Take our Grace & Grit women from history, for example. Wilma Rudolph overcame pneumonia and polio to become an Olympic runner, medaling several times over. Amelia Earheart listened to her inner voice and forged her own path, achieving her dream of becoming an aviator in a male-dominated field. And Dr. Marie Curie risked great personal danger to pursue higher education – which led to her discovering the elements radium and polonium, developing X-ray technology and pioneering the use of radiology as a way to treat cancer.

 

Their spirits surround us, these women who offer something solid for us to carry forward into our own lives.
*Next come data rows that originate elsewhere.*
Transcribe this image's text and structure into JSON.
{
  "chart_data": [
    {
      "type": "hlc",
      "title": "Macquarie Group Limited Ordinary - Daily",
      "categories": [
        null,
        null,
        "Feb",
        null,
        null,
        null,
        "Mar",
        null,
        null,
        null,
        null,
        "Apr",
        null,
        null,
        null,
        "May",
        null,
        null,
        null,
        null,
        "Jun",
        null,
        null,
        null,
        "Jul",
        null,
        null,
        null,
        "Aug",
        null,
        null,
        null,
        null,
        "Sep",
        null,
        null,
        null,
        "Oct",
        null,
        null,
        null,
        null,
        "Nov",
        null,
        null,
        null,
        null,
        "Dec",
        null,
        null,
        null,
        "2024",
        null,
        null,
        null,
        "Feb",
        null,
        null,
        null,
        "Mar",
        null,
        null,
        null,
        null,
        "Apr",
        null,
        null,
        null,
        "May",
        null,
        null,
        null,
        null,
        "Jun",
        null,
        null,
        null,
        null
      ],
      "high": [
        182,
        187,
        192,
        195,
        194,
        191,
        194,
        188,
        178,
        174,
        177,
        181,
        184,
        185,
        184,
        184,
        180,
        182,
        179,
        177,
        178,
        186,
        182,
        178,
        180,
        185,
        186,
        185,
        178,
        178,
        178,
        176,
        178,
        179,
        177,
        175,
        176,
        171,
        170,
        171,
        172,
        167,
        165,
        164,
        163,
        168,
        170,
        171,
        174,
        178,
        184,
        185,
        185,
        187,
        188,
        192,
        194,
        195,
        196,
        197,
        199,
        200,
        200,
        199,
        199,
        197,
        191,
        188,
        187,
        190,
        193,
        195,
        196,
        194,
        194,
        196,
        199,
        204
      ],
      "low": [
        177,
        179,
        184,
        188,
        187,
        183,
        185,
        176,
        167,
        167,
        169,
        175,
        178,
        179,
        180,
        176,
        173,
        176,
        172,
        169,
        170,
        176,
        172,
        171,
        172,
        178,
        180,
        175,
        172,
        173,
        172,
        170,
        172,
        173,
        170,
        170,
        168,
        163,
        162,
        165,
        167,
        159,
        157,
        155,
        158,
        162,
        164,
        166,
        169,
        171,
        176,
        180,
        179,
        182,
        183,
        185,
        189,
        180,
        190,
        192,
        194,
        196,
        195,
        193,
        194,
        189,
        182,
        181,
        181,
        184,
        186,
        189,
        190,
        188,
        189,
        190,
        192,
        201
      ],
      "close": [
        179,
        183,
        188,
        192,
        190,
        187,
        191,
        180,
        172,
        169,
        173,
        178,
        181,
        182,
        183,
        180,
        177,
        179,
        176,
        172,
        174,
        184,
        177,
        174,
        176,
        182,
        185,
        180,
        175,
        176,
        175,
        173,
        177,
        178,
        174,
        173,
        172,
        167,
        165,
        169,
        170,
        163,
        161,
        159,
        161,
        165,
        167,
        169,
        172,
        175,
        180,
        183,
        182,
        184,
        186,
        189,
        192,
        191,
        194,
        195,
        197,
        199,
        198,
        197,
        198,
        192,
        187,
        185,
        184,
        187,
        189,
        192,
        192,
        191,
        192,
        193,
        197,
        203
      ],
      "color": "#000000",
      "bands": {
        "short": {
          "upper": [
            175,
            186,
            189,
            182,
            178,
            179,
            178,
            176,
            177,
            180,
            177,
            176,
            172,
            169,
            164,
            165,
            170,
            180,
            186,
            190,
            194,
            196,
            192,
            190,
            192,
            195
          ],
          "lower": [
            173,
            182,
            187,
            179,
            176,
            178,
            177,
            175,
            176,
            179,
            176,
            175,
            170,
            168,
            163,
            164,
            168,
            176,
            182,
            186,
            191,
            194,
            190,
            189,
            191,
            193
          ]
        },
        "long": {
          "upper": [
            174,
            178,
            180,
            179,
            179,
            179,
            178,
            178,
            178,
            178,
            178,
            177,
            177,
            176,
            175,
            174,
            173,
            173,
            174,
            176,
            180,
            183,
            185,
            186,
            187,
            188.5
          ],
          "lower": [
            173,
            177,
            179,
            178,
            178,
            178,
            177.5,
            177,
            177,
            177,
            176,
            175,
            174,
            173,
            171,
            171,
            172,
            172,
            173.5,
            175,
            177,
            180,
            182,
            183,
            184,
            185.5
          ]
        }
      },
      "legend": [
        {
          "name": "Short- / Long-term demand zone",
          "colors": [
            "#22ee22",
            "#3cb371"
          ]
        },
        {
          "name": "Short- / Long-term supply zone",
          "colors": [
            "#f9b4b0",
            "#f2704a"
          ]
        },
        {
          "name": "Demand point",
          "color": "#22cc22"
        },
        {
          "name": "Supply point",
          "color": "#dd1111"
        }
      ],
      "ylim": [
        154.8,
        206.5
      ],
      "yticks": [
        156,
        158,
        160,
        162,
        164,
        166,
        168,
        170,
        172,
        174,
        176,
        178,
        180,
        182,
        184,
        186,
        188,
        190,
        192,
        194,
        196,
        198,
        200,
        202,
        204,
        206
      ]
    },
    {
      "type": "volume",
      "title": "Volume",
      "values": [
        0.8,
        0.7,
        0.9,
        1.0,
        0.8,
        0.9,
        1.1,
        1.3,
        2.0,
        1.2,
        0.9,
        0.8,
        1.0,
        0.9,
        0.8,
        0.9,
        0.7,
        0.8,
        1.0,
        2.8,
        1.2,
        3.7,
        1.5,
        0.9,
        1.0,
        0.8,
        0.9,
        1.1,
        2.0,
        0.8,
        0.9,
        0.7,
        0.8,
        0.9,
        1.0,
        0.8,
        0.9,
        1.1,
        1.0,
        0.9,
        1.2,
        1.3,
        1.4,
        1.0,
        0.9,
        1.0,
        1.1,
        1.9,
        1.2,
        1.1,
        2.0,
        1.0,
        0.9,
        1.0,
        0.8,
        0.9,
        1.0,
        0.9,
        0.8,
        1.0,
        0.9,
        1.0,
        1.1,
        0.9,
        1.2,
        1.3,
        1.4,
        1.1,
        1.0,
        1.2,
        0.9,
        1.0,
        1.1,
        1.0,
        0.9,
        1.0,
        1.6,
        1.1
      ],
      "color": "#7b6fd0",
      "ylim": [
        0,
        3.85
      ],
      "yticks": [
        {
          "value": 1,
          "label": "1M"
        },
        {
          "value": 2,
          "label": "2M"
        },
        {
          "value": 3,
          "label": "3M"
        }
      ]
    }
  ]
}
I can reach out and touch them. Women from history who broke, but healed strong. Women who, through grace and immeasurable grit, learned to overcome challenges and change the course of history. Their spirits remain with us, willing us to use their legacy to make our daughters stronger.

 

I can help. I retell their stories, gifting them to other moms and daughters as they were gifted to me.

 

Mothers, teammates … we do hard work. We carry their hearts – both immeasurably strong and unimaginably breakable at the same time. But we need not fear the latter if we work together, if we use the grace and grit that women who came before us left behind.  

 

My daughter no longer has just me to rely on, but a legacy of women who know and understand – women who worked hard and conquered incredible adversity and self-doubt to achieve their dreams. It is no longer just mom – me, Heather – fighting her preconceived notions of perfection, it is Wilma, Amelia, Marie and many others. We band together to make her strong.

 

Your daughter and my daughter; you and me. Moms together.

 

I admire your spirit and salute both the “broken” and “solid” making you who you are – and, most of all, I appreciate your love for your children. May you always have the grace and grit you need. Happy Mother’s Day.